Forgetting Your Audience - My lady's group recently asked a former Mavericks dancer to choreograph something for us. She's stunning, talented, personable, and has a gift for figuring out what works. We gave her a CD, told her who our audience was (no cheesecake stuff), and what our physical limitations are (no splits). Most of what she wrote for us worked. But we were afraid our conservative audience might not respond well to a few the moves that seemed too seductive.

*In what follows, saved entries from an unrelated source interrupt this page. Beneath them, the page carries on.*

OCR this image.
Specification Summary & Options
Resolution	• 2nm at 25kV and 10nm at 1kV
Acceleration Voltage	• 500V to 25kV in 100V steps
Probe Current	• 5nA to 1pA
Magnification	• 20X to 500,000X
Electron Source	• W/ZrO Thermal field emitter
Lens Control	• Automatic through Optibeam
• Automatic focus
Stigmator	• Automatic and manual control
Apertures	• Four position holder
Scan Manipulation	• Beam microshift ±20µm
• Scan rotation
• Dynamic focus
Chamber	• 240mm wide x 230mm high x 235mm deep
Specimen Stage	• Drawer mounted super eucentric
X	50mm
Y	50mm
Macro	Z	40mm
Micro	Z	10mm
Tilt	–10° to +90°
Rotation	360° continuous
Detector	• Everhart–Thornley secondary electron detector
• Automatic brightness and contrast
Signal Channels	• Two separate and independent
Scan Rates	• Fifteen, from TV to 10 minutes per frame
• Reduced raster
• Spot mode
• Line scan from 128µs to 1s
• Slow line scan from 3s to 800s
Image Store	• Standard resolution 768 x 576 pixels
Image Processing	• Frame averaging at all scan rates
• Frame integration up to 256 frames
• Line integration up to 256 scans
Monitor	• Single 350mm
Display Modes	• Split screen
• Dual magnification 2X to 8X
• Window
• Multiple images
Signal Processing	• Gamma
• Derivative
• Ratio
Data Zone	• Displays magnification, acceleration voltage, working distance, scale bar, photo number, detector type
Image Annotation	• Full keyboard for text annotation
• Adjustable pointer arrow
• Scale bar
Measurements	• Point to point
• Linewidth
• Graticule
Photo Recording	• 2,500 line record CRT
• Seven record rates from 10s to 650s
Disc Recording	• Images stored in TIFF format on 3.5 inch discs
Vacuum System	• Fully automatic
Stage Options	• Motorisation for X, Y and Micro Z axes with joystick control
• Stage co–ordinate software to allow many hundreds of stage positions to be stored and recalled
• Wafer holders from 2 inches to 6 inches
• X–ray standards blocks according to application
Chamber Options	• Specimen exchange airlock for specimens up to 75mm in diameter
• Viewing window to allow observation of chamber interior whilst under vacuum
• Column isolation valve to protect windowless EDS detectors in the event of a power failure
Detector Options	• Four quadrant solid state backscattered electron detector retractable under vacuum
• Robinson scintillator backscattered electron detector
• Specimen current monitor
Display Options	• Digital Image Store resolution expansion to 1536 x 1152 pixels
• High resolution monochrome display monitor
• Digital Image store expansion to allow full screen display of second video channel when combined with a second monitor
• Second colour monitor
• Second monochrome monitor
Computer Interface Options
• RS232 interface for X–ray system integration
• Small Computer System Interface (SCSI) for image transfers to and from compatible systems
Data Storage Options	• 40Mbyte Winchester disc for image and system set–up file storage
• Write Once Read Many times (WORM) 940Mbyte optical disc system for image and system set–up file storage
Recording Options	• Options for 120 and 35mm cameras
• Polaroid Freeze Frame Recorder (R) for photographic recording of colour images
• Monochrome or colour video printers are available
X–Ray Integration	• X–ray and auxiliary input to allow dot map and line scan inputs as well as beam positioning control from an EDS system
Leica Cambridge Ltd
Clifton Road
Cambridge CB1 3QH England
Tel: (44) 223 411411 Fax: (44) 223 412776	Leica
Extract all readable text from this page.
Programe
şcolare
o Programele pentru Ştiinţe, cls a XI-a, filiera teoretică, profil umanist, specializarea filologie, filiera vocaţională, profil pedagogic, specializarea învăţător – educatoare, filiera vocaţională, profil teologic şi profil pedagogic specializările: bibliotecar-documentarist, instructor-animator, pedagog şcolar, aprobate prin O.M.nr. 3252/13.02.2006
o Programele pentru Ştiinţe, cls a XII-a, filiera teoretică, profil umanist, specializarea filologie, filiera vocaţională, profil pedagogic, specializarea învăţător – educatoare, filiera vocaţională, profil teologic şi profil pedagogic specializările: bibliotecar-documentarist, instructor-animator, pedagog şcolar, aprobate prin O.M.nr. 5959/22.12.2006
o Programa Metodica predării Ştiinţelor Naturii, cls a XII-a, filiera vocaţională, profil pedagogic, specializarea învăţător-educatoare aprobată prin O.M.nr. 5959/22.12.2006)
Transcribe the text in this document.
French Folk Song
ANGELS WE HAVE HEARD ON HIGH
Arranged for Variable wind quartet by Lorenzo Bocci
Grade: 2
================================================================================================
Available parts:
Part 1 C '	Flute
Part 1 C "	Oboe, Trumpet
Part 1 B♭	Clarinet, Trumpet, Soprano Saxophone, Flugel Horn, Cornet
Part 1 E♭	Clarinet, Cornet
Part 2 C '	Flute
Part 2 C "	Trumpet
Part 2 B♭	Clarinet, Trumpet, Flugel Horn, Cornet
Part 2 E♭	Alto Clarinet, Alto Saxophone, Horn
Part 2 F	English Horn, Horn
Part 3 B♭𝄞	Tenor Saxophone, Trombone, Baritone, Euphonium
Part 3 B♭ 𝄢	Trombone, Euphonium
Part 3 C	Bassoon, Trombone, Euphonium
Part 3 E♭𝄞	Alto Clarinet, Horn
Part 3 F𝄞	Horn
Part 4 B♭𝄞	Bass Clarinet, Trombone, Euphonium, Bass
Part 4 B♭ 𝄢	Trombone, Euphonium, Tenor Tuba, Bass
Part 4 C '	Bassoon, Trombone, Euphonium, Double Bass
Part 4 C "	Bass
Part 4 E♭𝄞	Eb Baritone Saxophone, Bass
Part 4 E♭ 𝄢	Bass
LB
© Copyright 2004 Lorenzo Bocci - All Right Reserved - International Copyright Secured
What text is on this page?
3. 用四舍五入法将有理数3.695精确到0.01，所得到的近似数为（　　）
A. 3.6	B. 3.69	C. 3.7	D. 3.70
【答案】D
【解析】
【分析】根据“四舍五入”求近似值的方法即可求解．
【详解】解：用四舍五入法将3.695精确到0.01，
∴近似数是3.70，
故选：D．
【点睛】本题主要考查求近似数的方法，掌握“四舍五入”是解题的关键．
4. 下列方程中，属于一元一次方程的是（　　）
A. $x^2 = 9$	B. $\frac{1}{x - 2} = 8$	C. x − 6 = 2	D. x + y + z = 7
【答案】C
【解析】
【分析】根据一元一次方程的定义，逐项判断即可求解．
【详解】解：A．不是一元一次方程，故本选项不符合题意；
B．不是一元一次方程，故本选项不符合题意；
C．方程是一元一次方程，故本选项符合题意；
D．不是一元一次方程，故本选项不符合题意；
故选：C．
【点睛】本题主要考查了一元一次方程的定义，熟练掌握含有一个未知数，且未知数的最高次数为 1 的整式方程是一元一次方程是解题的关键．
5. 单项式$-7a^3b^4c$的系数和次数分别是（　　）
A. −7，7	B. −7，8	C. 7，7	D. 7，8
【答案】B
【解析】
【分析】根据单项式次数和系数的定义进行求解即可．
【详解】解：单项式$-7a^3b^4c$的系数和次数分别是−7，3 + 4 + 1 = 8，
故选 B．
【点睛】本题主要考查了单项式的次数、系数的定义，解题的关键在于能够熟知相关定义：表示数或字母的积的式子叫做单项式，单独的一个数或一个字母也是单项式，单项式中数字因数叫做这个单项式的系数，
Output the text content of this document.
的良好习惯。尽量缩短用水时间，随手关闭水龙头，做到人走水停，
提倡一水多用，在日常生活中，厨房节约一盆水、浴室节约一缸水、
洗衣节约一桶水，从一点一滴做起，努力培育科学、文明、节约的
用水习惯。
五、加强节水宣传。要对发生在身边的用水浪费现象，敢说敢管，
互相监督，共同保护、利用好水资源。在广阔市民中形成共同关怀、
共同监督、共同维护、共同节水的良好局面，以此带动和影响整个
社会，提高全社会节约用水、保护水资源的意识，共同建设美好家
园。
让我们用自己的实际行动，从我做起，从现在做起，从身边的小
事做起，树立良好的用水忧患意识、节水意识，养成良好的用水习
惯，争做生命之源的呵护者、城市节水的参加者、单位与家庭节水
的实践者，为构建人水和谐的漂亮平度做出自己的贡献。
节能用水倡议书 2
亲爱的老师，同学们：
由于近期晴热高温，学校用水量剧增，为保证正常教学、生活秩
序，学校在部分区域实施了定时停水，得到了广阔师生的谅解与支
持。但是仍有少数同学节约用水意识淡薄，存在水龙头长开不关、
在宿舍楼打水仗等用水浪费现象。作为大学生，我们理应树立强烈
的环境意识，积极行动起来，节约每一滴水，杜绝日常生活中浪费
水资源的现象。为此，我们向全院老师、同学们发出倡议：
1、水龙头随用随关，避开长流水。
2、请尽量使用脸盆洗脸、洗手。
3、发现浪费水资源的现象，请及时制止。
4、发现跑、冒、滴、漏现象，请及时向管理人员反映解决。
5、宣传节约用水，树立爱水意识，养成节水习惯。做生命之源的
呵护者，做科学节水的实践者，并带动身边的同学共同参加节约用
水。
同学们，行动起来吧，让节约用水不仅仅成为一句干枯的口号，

"Oh my gosh, I'm so sorry" she said, "I forgot who your audience was."
8 comments:
Could working with the choreographer be like working with a story editor (who might be on several projects at same time)? You take from them the suggestions that work and help and so on, but let yourself (or lady's group) be the ultimate judge of who your audience is, and make sure you don't forget them...and then modify accordingly?
Like your funny take on hair stylists, Marry An. Almast sarcasm, not quite.
I've written 6 screenplays to date, and the only one I spent any real time thinking about who my auidence was, was a teen comedy I wrote, "Revenge of the Fat Chicks." The obveous demographic for this is teens, HOWEVER after some thinking, I wanted everyone who ever went to public high school to relate so avoided today's jargon, and focused on common cliques that have existed since the dawn of time. My mom whoese in her mid 50s, and a 15 year old neighbor girl I showed the script to like it.
Keep up the great posts.
Sincerly, your biggest fan in the state of Washington,
E.C. Henry from Bonney Lake, WA
WC, yup. That's about the way it works.
Oh, and for the curious, it took two weeks to learn the choreography and we only made two mistakes - one that nobody noticed and one that resulted in a minor crash. Nobody can say we don't have fun!
or in my case no undies in OU on the Texas side (thank god it wasn't televised)
So that was you? Sorry about my horns. Hope it healed.
it's amazing what the healing properties of a good salsa can do these days
A correlary to this issue is the problem of people who claim to know who their audience is, but have absolutely no concept that that audience is too small to support the budget that film would require.
Yikes, Joel, that's a horse of a different color and I'm not qualified to comment but sure would like to know how that happens.